I don't recall ever seeing multiple messages using the same smtp
session. I presume it can be done simply by following the . (ending one
message) with another "MAIL FROM" command and proceeding with another
message. I just haven't ever (in 4 years of using QMT) seen it in a log.

BUT, I think, if the *last* email rcpt is legit, then the message is
passed along to that legit account irrespective of any any failures
that happened before. I will have to review the mail log to see if
thats true.

That shouldn't be happening. If any one of the recipients is invalid,
the message should be rejected (depending on the bounce/catchall setting
of course). Someone please correct me if I'm wrong on this.

I will have to log the smtpd session to see what the actual conditions
are.

Please let us know what you determine. Inquiring minds want to know. ;)

A receiving SMTP server that is doing recipient validation for a
single message has no reason to reject an entire message simply
because a single RCPT command failed.  If there are three RCPT
commands, two fail, one succeeds, and the sending server continues
sending, the single recipient that was accepted will receive the message.

The sending server may choose to handle the RCPT failure however it
wants, but a receiving server should not reject a DATA command unless
there are no recipients to deliver to (or other protocol errors).

There was actually a 'bug' in an older chkuser that did the exact same thing with Hotmail. If you received an email from Hotmail, with two recipients and one was invalid, the error code chkuser spat out was interpreted literally by Hotmail as a full failure and not a user failure and Hotmail would bounce the entire message to the sender.

http://mail.tnpi.net/toaster/?0::11467

I debugged the whole thing only to have Tonix wake up in Italy and say 'yeah, upgrade to the latest version' :)

Yes, at that time return code were not exact, and after a lot of studying and suggestions, chkuser was upgraded (just a few before your problem) to use right codes.

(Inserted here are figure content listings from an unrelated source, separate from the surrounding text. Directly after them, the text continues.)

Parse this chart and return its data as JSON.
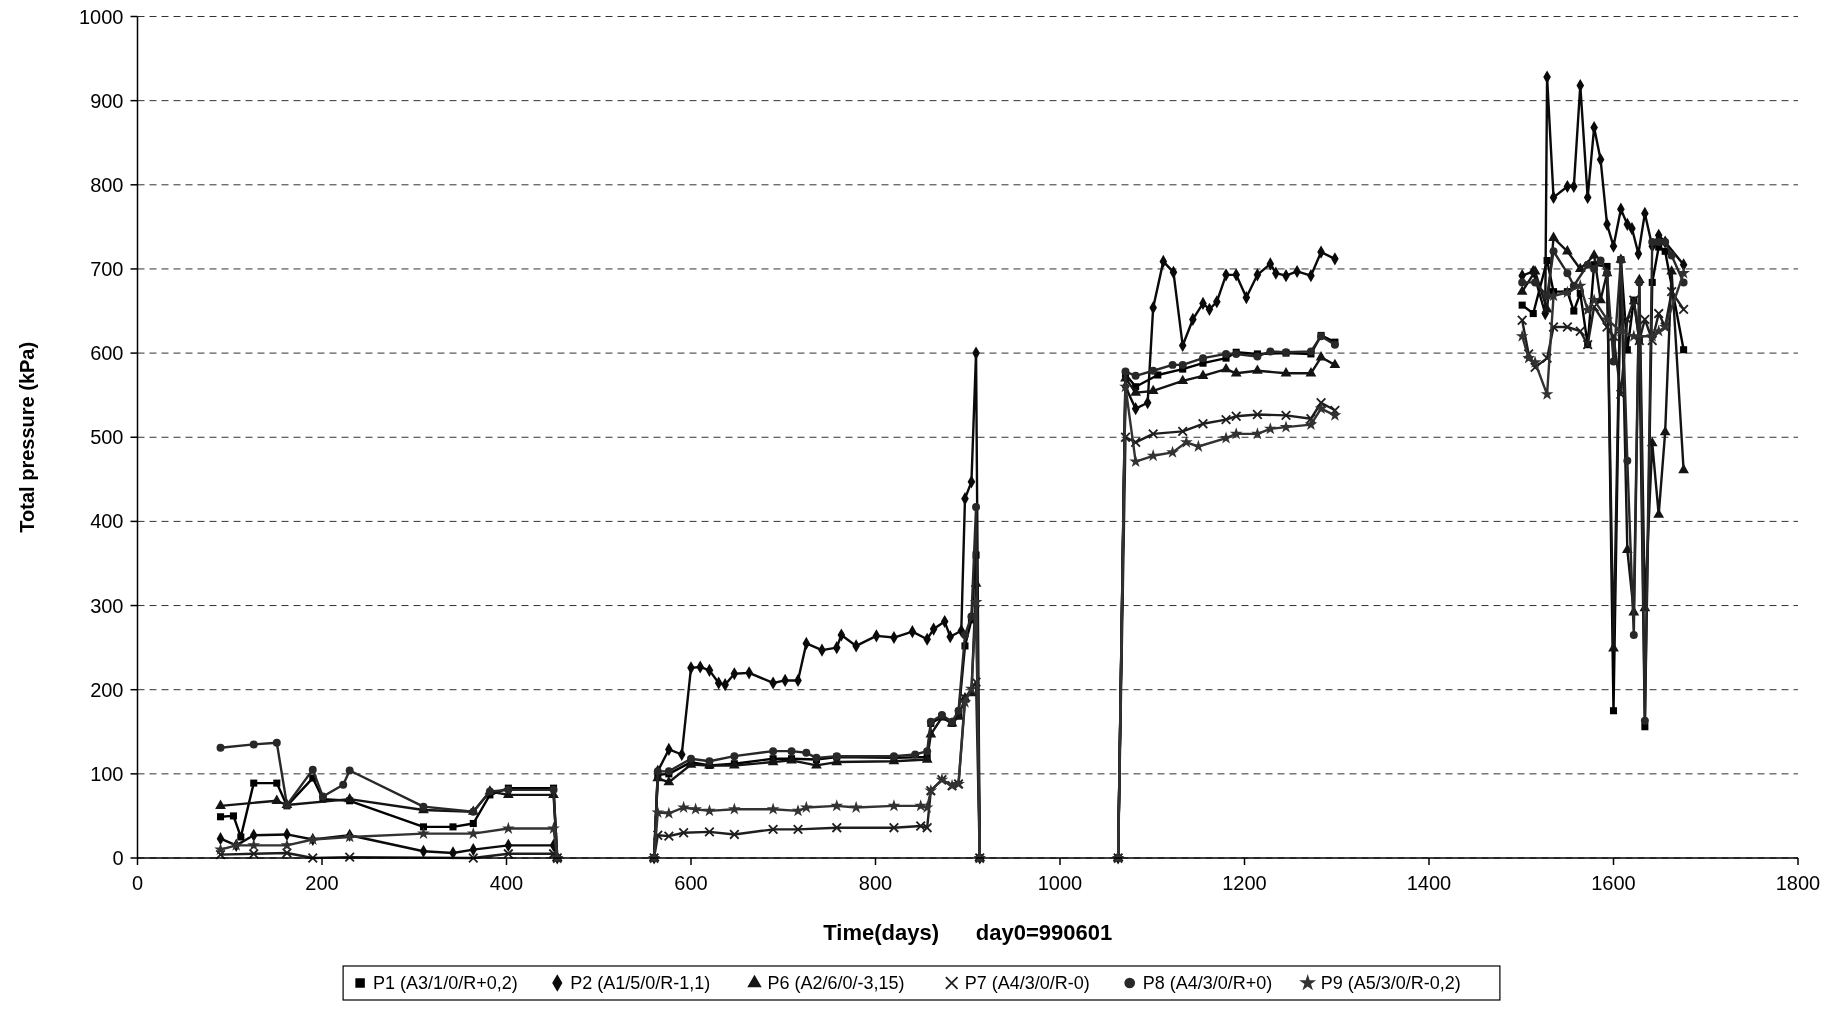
{
  "chart_data": {
    "type": "line",
    "xlabel": "Time(days)      day0=990601",
    "ylabel": "Total pressure (kPa)",
    "xlim": [
      0,
      1800
    ],
    "xticks": [
      0,
      200,
      400,
      600,
      800,
      1000,
      1200,
      1400,
      1600,
      1800
    ],
    "ylim": [
      0,
      1000
    ],
    "yticks": [
      0,
      100,
      200,
      300,
      400,
      500,
      600,
      700,
      800,
      900,
      1000
    ],
    "grid": "y",
    "legend": "bottom",
    "series": [
      {
        "name": "P1 (A3/1/0/R+0,2)",
        "color": "#000000",
        "marker": "square",
        "x": [
          90,
          104,
          112,
          126,
          151,
          162,
          190,
          201,
          230,
          310,
          342,
          364,
          382,
          402,
          451,
          455,
          500,
          560,
          564,
          576,
          600,
          620,
          647,
          689,
          709,
          736,
          758,
          820,
          856,
          860,
          872,
          883,
          890,
          897,
          904,
          909,
          913,
          990,
          1063,
          1071,
          1082,
          1106,
          1133,
          1155,
          1180,
          1191,
          1214,
          1245,
          1272,
          1283,
          1298,
          1400,
          1501,
          1513,
          1528,
          1535,
          1550,
          1557,
          1564,
          1572,
          1579,
          1593,
          1600,
          1608,
          1615,
          1622,
          1628,
          1634,
          1642,
          1649,
          1656,
          1676
        ],
        "values": [
          49,
          50,
          25,
          89,
          89,
          62,
          95,
          70,
          68,
          37,
          37,
          41,
          75,
          83,
          83,
          0,
          null,
          0,
          99,
          100,
          114,
          110,
          112,
          118,
          118,
          117,
          120,
          119,
          120,
          160,
          168,
          160,
          170,
          252,
          283,
          360,
          0,
          null,
          0,
          575,
          560,
          574,
          581,
          588,
          594,
          601,
          599,
          600,
          599,
          621,
          613,
          null,
          657,
          647,
          710,
          673,
          673,
          650,
          671,
          610,
          705,
          703,
          175,
          711,
          604,
          663,
          615,
          156,
          684,
          726,
          721,
          604
        ]
      },
      {
        "name": "P2 (A1/5/0/R-1,1)",
        "color": "#0a0a0a",
        "marker": "diamond",
        "x": [
          90,
          107,
          126,
          162,
          190,
          230,
          310,
          342,
          364,
          402,
          451,
          455,
          500,
          560,
          564,
          576,
          590,
          600,
          610,
          620,
          630,
          637,
          647,
          663,
          689,
          702,
          716,
          725,
          742,
          758,
          763,
          779,
          801,
          820,
          840,
          856,
          863,
          875,
          881,
          893,
          897,
          904,
          909,
          913,
          990,
          1063,
          1071,
          1082,
          1095,
          1101,
          1112,
          1123,
          1133,
          1144,
          1155,
          1162,
          1170,
          1180,
          1191,
          1202,
          1214,
          1228,
          1234,
          1245,
          1257,
          1272,
          1283,
          1298,
          1400,
          1501,
          1513,
          1526,
          1528,
          1535,
          1550,
          1557,
          1564,
          1572,
          1579,
          1586,
          1593,
          1600,
          1608,
          1615,
          1620,
          1627,
          1634,
          1642,
          1649,
          1656,
          1676
        ],
        "values": [
          23,
          15,
          27,
          28,
          22,
          27,
          8,
          6,
          10,
          15,
          15,
          0,
          null,
          0,
          103,
          129,
          123,
          226,
          227,
          223,
          208,
          206,
          219,
          220,
          208,
          211,
          211,
          255,
          247,
          250,
          265,
          252,
          264,
          262,
          269,
          260,
          272,
          281,
          263,
          270,
          427,
          447,
          600,
          0,
          null,
          0,
          560,
          534,
          541,
          654,
          709,
          696,
          609,
          640,
          659,
          652,
          661,
          693,
          693,
          666,
          693,
          706,
          695,
          692,
          697,
          692,
          720,
          712,
          null,
          692,
          697,
          647,
          928,
          785,
          798,
          798,
          918,
          785,
          868,
          830,
          753,
          727,
          771,
          753,
          748,
          718,
          766,
          727,
          740,
          732,
          705
        ]
      },
      {
        "name": "P6 (A2/6/0/-3,15)",
        "color": "#141414",
        "marker": "triangle",
        "x": [
          90,
          151,
          162,
          230,
          310,
          364,
          382,
          402,
          451,
          455,
          500,
          560,
          564,
          576,
          600,
          620,
          647,
          689,
          709,
          736,
          758,
          820,
          856,
          860,
          872,
          883,
          890,
          897,
          904,
          909,
          913,
          990,
          1063,
          1071,
          1082,
          1101,
          1133,
          1155,
          1180,
          1191,
          1214,
          1245,
          1272,
          1283,
          1298,
          1400,
          1501,
          1515,
          1528,
          1535,
          1550,
          1564,
          1579,
          1586,
          1593,
          1600,
          1608,
          1615,
          1622,
          1628,
          1634,
          1642,
          1649,
          1656,
          1663,
          1676
        ],
        "values": [
          62,
          68,
          63,
          70,
          57,
          55,
          79,
          75,
          75,
          0,
          null,
          0,
          95,
          90,
          111,
          110,
          110,
          114,
          116,
          110,
          114,
          115,
          117,
          147,
          167,
          160,
          168,
          190,
          196,
          326,
          0,
          null,
          0,
          570,
          553,
          555,
          567,
          573,
          581,
          576,
          579,
          576,
          576,
          595,
          586,
          null,
          673,
          697,
          652,
          737,
          721,
          700,
          716,
          663,
          695,
          249,
          711,
          366,
          292,
          687,
          297,
          493,
          408,
          506,
          697,
          461
        ]
      },
      {
        "name": "P7 (A4/3/0/R-0)",
        "color": "#1e1e1e",
        "marker": "cross",
        "x": [
          90,
          126,
          162,
          190,
          230,
          364,
          402,
          451,
          455,
          500,
          560,
          564,
          576,
          592,
          620,
          647,
          689,
          716,
          758,
          820,
          849,
          856,
          860,
          872,
          883,
          890,
          897,
          909,
          913,
          990,
          1063,
          1071,
          1082,
          1101,
          1133,
          1155,
          1180,
          1191,
          1214,
          1245,
          1272,
          1283,
          1298,
          1400,
          1501,
          1508,
          1515,
          1528,
          1535,
          1550,
          1564,
          1572,
          1579,
          1593,
          1600,
          1608,
          1615,
          1622,
          1628,
          1634,
          1642,
          1649,
          1656,
          1663,
          1676
        ],
        "values": [
          4,
          5,
          6,
          0,
          1,
          0,
          5,
          5,
          0,
          null,
          0,
          27,
          26,
          30,
          31,
          28,
          34,
          34,
          36,
          36,
          38,
          36,
          80,
          93,
          86,
          88,
          190,
          209,
          0,
          null,
          0,
          500,
          494,
          504,
          507,
          516,
          521,
          525,
          527,
          526,
          522,
          541,
          532,
          null,
          639,
          599,
          583,
          594,
          631,
          631,
          626,
          610,
          655,
          631,
          620,
          551,
          640,
          663,
          615,
          640,
          615,
          647,
          631,
          673,
          652
        ]
      },
      {
        "name": "P8 (A4/3/0/R+0)",
        "color": "#282828",
        "marker": "circle",
        "x": [
          90,
          126,
          151,
          162,
          190,
          201,
          223,
          230,
          310,
          364,
          382,
          402,
          451,
          455,
          500,
          560,
          564,
          576,
          600,
          620,
          647,
          689,
          709,
          725,
          736,
          758,
          820,
          843,
          856,
          860,
          872,
          883,
          890,
          897,
          904,
          909,
          913,
          990,
          1063,
          1071,
          1082,
          1101,
          1122,
          1133,
          1155,
          1180,
          1191,
          1214,
          1228,
          1245,
          1272,
          1283,
          1298,
          1400,
          1501,
          1515,
          1528,
          1535,
          1550,
          1557,
          1572,
          1579,
          1586,
          1593,
          1600,
          1608,
          1615,
          1622,
          1628,
          1634,
          1642,
          1649,
          1656,
          1663,
          1676
        ],
        "values": [
          131,
          135,
          137,
          63,
          105,
          73,
          87,
          104,
          61,
          55,
          79,
          81,
          81,
          0,
          null,
          0,
          103,
          103,
          118,
          115,
          121,
          127,
          127,
          125,
          119,
          121,
          121,
          123,
          127,
          162,
          170,
          162,
          175,
          265,
          287,
          417,
          0,
          null,
          0,
          578,
          573,
          579,
          586,
          586,
          594,
          599,
          599,
          596,
          602,
          601,
          602,
          620,
          610,
          null,
          684,
          684,
          668,
          721,
          695,
          680,
          705,
          700,
          710,
          695,
          590,
          711,
          472,
          265,
          684,
          163,
          732,
          732,
          732,
          716,
          684
        ]
      },
      {
        "name": "P9 (A5/3/0/R-0,2)",
        "color": "#323232",
        "marker": "star",
        "x": [
          90,
          107,
          126,
          162,
          190,
          230,
          310,
          364,
          402,
          451,
          455,
          500,
          560,
          564,
          576,
          592,
          605,
          620,
          647,
          689,
          716,
          725,
          758,
          779,
          820,
          849,
          856,
          860,
          872,
          883,
          890,
          897,
          904,
          909,
          913,
          990,
          1063,
          1071,
          1082,
          1101,
          1122,
          1137,
          1150,
          1180,
          1191,
          1214,
          1228,
          1245,
          1272,
          1283,
          1298,
          1400,
          1501,
          1508,
          1515,
          1528,
          1535,
          1550,
          1564,
          1572,
          1579,
          1593,
          1608,
          1622,
          1642,
          1649,
          1656,
          1676
        ],
        "values": [
          10,
          15,
          15,
          15,
          22,
          25,
          29,
          29,
          35,
          35,
          0,
          null,
          0,
          54,
          53,
          60,
          58,
          56,
          58,
          58,
          56,
          60,
          62,
          60,
          62,
          62,
          60,
          80,
          93,
          86,
          88,
          185,
          201,
          304,
          0,
          null,
          0,
          560,
          471,
          478,
          482,
          494,
          489,
          499,
          504,
          504,
          510,
          512,
          515,
          534,
          526,
          null,
          620,
          594,
          589,
          551,
          668,
          672,
          680,
          651,
          663,
          640,
          626,
          620,
          620,
          626,
          631,
          695
        ]
      }
    ]
  }
}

But problem was mainly with e-mail clients, not with SMTP servers.
As far as I could see, a good SMTP sending server manage each recipient falure alone, without causing other good recipients not to be delivered. And this happened despite of exact return codes.

Instead clients are more troublesome, and the most of times stop sending as they have the first error, and do not complete the delivery. Correct error codes help handling that, but do not improve situation. If I remember well, Outlook creates an (fake) return error message for wrong recipients and sends to all right recipients, but other e-mail clients (like Eudora at that time) stop sending at first error, just because recipient is not existing.

In my environment, for my authenticated customers, I disable chkuser, so even if they send a message to a wrong local recipient, message is accepted, and followed later by a bounce message. Just to semplify life to e-mail clients.

For public MX, instead, rejecting is active, because I expect to talk with servers only.

This is not, anyway a chkuser problem, but a general behaviour.
Unique case in which chkuser plays "dirty" to senders, is when intrusion thresholds are hit, but in that case you see it clearly in logs.

In George's case, I've the suspect sender was not a server, but a normal client or a bad working smtp engine for spam.

Regards,

Tonino




What version of chkuser are you running?